We trained three 2x super-resolution methods on the ImagePairs training set including SRGAN, EDSR, and WDSR. All super-resolution methods were trained using low- and high-resolution RGB images; we did not use Raw images as input. We used the same patch size of 128 × 128 for high-resolution images and a batch size of 16 for all training. All methods were trained for 150,000 iterations. For evaluation, we ran trained models on a centered quarter of cropped images from the Imagepairs test set. The following table reports the peak signal-to-noise ratio (PSNR) and the structural similarity (SSIM) for the trained model on ImagePairs as well as for a model trained on the DIV2K data set with similar parameters.

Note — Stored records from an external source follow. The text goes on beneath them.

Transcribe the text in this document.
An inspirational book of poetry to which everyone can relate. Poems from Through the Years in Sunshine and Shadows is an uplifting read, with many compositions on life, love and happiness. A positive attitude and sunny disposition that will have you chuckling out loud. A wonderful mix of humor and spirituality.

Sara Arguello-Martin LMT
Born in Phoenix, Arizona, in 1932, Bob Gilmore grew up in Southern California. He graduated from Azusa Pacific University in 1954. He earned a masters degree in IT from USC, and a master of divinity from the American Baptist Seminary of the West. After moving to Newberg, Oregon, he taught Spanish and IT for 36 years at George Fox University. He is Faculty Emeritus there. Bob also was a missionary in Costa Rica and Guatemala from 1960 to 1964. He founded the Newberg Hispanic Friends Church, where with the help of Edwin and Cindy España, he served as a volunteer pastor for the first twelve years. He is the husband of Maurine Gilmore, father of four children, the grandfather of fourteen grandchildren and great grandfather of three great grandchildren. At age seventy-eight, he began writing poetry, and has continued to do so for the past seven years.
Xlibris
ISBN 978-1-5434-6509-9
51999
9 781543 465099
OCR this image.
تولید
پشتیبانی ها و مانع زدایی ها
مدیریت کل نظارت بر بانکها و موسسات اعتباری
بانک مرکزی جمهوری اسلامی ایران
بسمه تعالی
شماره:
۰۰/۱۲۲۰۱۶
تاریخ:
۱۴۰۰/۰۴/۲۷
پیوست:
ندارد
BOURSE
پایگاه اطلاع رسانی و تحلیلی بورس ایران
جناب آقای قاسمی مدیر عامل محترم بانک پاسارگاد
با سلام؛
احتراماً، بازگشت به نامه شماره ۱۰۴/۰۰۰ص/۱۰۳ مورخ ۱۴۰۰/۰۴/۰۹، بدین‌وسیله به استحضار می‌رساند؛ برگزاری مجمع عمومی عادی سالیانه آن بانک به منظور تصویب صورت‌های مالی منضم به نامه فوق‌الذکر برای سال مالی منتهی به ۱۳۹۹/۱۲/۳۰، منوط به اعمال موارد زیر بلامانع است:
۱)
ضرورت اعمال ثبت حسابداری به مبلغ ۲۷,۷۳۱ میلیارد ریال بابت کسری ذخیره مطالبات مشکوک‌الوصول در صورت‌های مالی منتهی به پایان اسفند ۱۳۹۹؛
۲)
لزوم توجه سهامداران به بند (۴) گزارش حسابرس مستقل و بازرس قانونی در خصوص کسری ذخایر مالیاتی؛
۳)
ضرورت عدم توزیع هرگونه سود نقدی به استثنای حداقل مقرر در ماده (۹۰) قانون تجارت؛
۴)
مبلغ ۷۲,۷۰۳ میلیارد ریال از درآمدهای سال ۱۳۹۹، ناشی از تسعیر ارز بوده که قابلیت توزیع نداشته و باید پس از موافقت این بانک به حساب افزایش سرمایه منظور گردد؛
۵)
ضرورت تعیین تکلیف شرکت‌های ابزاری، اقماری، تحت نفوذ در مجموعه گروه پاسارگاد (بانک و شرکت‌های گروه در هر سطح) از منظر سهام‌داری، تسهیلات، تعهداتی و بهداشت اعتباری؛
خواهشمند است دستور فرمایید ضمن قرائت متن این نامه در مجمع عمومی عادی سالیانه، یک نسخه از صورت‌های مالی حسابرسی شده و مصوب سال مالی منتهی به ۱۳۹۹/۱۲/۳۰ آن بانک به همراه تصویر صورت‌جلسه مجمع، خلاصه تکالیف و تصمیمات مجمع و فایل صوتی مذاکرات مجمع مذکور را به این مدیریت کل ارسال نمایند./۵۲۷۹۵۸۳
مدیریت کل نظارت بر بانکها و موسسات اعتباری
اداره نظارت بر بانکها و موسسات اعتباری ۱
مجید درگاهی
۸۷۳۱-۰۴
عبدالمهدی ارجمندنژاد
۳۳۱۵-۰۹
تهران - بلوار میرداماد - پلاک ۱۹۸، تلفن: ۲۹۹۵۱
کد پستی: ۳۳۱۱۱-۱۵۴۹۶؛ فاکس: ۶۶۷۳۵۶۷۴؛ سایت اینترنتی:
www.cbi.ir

Model	Training Data	PSNR (dB)	SSIM
Bicubic	—	21.451	0.712
SRGAN	DIV2K	21.906	0.699
WDSR	DIV2K	21.299	0.697
EDSR	DIV2K	21.298	0.697
SRGAN	ImagePairs	22.161	0.673
WDSR	ImagePairs	23.805	0.767
EDSR	ImagePairs	23.845	0.764

The PSNR and SSIM for methods trained on DIV2K was comparable with the bicubic method. In some cases, they perform worse than bicubic because noise can increase with some super-resolution methods. On the other hand, when we trained the same models with proposed ImagePairs data set, all methods outperform their PNSR. SRGAN and EDSR did a good job in noise cancellation and, outperforming in PNSR by at least 2 dB and in SSM by 0.6. On the other hand, SRGAN, which is not optimized for PSNR, mainly focuses on color correction and not much on noise cancellation.

The following figure shows a qualitative comparison of these methods when trained on the ImagePairs data set. Needless to say, these models perform much better on noise cancellation, color correction, and super resolution when trained on this data set than when trained on DIV2K.